Introduction: CA-125 is a biomarker of epithelial injury that has been associated with the progression of fibrosing ILD in adults. Little is known about circulating biomarkers in children and adolescents with fibrosing ILD.

Aim: To investigate changes in biomarkers in children and adolescents with fibrosing ILD treated with nintedanib.

Methods: Patients aged 6?17 years with clinically significant fibrosing ILD were enrolled in the InPedILD trial. Patients were randomised 2:1 to receive nintedanib or placebo double-blind for 24 weeks. Fold changes from baseline in adjusted mean levels of CA-125and lactate dehydrogenase (LDH), a marker of lung inflammation, were analysed at week 24. Data were log10 transformed before analysis and estimates of change from baseline were back-transformed.

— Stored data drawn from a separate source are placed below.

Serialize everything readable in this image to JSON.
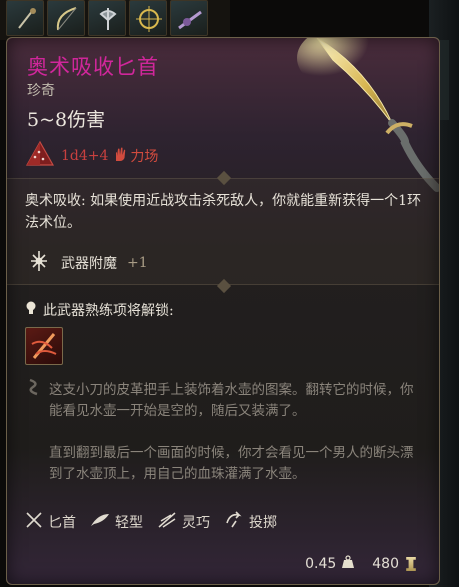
{
  "item": {
    "name": "奥术吸收匕首",
    "rarity": "珍奇",
    "damage": "5~8伤害",
    "damage_dice": "1d4+4",
    "damage_stat": "力场"
  },
  "passive": {
    "text": "奥术吸收: 如果使用近战攻击杀死敌人，你就能重新获得一个1环法术位。"
  },
  "enchant": {
    "label": "武器附魔",
    "value": "+1"
  },
  "proficiency": {
    "title": "此武器熟练项将解锁:"
  },
  "flavor": {
    "p1": "这支小刀的皮革把手上装饰着水壶的图案。翻转它的时候，你能看见水壶一开始是空的，随后又装满了。",
    "p2": "直到翻到最后一个画面的时候，你才会看见一个男人的断头漂到了水壶顶上，用自己的血珠灌满了水壶。"
  },
  "properties": [
    "匕首",
    "轻型",
    "灵巧",
    "投掷"
  ],
  "weight": "0.45",
  "value": "480",
  "colors": {
    "name": "#d0279b",
    "force": "#d14b3e"
  }
}
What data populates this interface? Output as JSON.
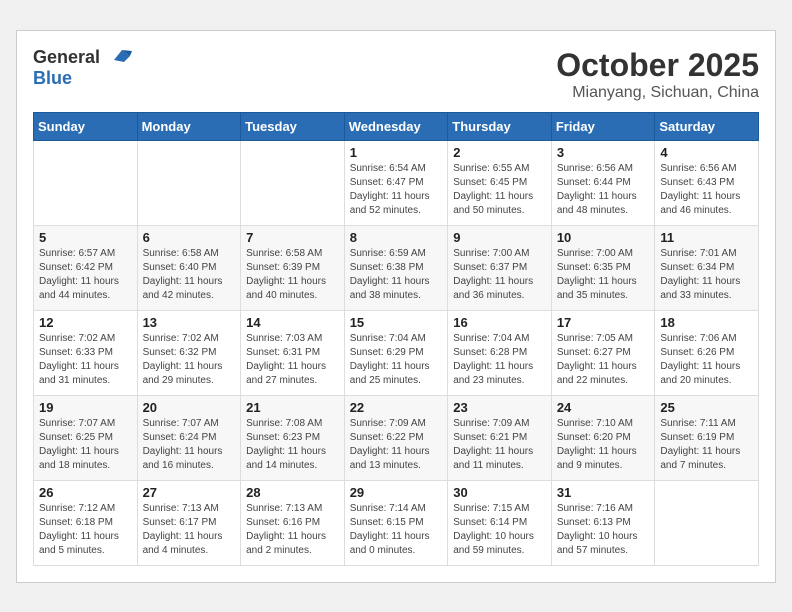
{
  "header": {
    "logo_general": "General",
    "logo_blue": "Blue",
    "month_title": "October 2025",
    "location": "Mianyang, Sichuan, China"
  },
  "weekdays": [
    "Sunday",
    "Monday",
    "Tuesday",
    "Wednesday",
    "Thursday",
    "Friday",
    "Saturday"
  ],
  "weeks": [
    [
      {
        "day": "",
        "info": ""
      },
      {
        "day": "",
        "info": ""
      },
      {
        "day": "",
        "info": ""
      },
      {
        "day": "1",
        "info": "Sunrise: 6:54 AM\nSunset: 6:47 PM\nDaylight: 11 hours\nand 52 minutes."
      },
      {
        "day": "2",
        "info": "Sunrise: 6:55 AM\nSunset: 6:45 PM\nDaylight: 11 hours\nand 50 minutes."
      },
      {
        "day": "3",
        "info": "Sunrise: 6:56 AM\nSunset: 6:44 PM\nDaylight: 11 hours\nand 48 minutes."
      },
      {
        "day": "4",
        "info": "Sunrise: 6:56 AM\nSunset: 6:43 PM\nDaylight: 11 hours\nand 46 minutes."
      }
    ],
    [
      {
        "day": "5",
        "info": "Sunrise: 6:57 AM\nSunset: 6:42 PM\nDaylight: 11 hours\nand 44 minutes."
      },
      {
        "day": "6",
        "info": "Sunrise: 6:58 AM\nSunset: 6:40 PM\nDaylight: 11 hours\nand 42 minutes."
      },
      {
        "day": "7",
        "info": "Sunrise: 6:58 AM\nSunset: 6:39 PM\nDaylight: 11 hours\nand 40 minutes."
      },
      {
        "day": "8",
        "info": "Sunrise: 6:59 AM\nSunset: 6:38 PM\nDaylight: 11 hours\nand 38 minutes."
      },
      {
        "day": "9",
        "info": "Sunrise: 7:00 AM\nSunset: 6:37 PM\nDaylight: 11 hours\nand 36 minutes."
      },
      {
        "day": "10",
        "info": "Sunrise: 7:00 AM\nSunset: 6:35 PM\nDaylight: 11 hours\nand 35 minutes."
      },
      {
        "day": "11",
        "info": "Sunrise: 7:01 AM\nSunset: 6:34 PM\nDaylight: 11 hours\nand 33 minutes."
      }
    ],
    [
      {
        "day": "12",
        "info": "Sunrise: 7:02 AM\nSunset: 6:33 PM\nDaylight: 11 hours\nand 31 minutes."
      },
      {
        "day": "13",
        "info": "Sunrise: 7:02 AM\nSunset: 6:32 PM\nDaylight: 11 hours\nand 29 minutes."
      },
      {
        "day": "14",
        "info": "Sunrise: 7:03 AM\nSunset: 6:31 PM\nDaylight: 11 hours\nand 27 minutes."
      },
      {
        "day": "15",
        "info": "Sunrise: 7:04 AM\nSunset: 6:29 PM\nDaylight: 11 hours\nand 25 minutes."
      },
      {
        "day": "16",
        "info": "Sunrise: 7:04 AM\nSunset: 6:28 PM\nDaylight: 11 hours\nand 23 minutes."
      },
      {
        "day": "17",
        "info": "Sunrise: 7:05 AM\nSunset: 6:27 PM\nDaylight: 11 hours\nand 22 minutes."
      },
      {
        "day": "18",
        "info": "Sunrise: 7:06 AM\nSunset: 6:26 PM\nDaylight: 11 hours\nand 20 minutes."
      }
    ],
    [
      {
        "day": "19",
        "info": "Sunrise: 7:07 AM\nSunset: 6:25 PM\nDaylight: 11 hours\nand 18 minutes."
      },
      {
        "day": "20",
        "info": "Sunrise: 7:07 AM\nSunset: 6:24 PM\nDaylight: 11 hours\nand 16 minutes."
      },
      {
        "day": "21",
        "info": "Sunrise: 7:08 AM\nSunset: 6:23 PM\nDaylight: 11 hours\nand 14 minutes."
      },
      {
        "day": "22",
        "info": "Sunrise: 7:09 AM\nSunset: 6:22 PM\nDaylight: 11 hours\nand 13 minutes."
      },
      {
        "day": "23",
        "info": "Sunrise: 7:09 AM\nSunset: 6:21 PM\nDaylight: 11 hours\nand 11 minutes."
      },
      {
        "day": "24",
        "info": "Sunrise: 7:10 AM\nSunset: 6:20 PM\nDaylight: 11 hours\nand 9 minutes."
      },
      {
        "day": "25",
        "info": "Sunrise: 7:11 AM\nSunset: 6:19 PM\nDaylight: 11 hours\nand 7 minutes."
      }
    ],
    [
      {
        "day": "26",
        "info": "Sunrise: 7:12 AM\nSunset: 6:18 PM\nDaylight: 11 hours\nand 5 minutes."
      },
      {
        "day": "27",
        "info": "Sunrise: 7:13 AM\nSunset: 6:17 PM\nDaylight: 11 hours\nand 4 minutes."
      },
      {
        "day": "28",
        "info": "Sunrise: 7:13 AM\nSunset: 6:16 PM\nDaylight: 11 hours\nand 2 minutes."
      },
      {
        "day": "29",
        "info": "Sunrise: 7:14 AM\nSunset: 6:15 PM\nDaylight: 11 hours\nand 0 minutes."
      },
      {
        "day": "30",
        "info": "Sunrise: 7:15 AM\nSunset: 6:14 PM\nDaylight: 10 hours\nand 59 minutes."
      },
      {
        "day": "31",
        "info": "Sunrise: 7:16 AM\nSunset: 6:13 PM\nDaylight: 10 hours\nand 57 minutes."
      },
      {
        "day": "",
        "info": ""
      }
    ]
  ]
}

Results: Mean (SD) CA-125 levels at baseline were 19.8 (14.8) and 18.9 (13.5) U/mL in the nintedanib (n=25) and placebo (n=13) groups, respectively. Fold changes from baseline in adjusted mean (95% CI) CA-125 at week 24 were 0.82 (0.73, 0.91) U/mL in the nintedanib group (n=21) and 0.90 (0.77, 1.05) U/mL in the placebo group (n=11) (ratio 0.91 [0.75, 1.10]). Mean (SD) LDH levels at baseline were 253.9 (90.1) and 228.4 (83.7) U/L in the nintedanib (n=25) and placebo (n=12) groups, respectively. Fold changes from baseline in adjusted mean (95% CI) LDH at week 24 were 0.97 (0.91, 1.04) U/L in the nintedanib group (n=21) and 0.97 (0.88, 1.08) U/L in the placebo group (n=9).

Conclusion: Data from the InPedILD trial suggest that in children and adolescents with fibrosing ILD, treatment with nintedanib is associated with nominal reductions in CA-125 but not LDH over 24 weeks.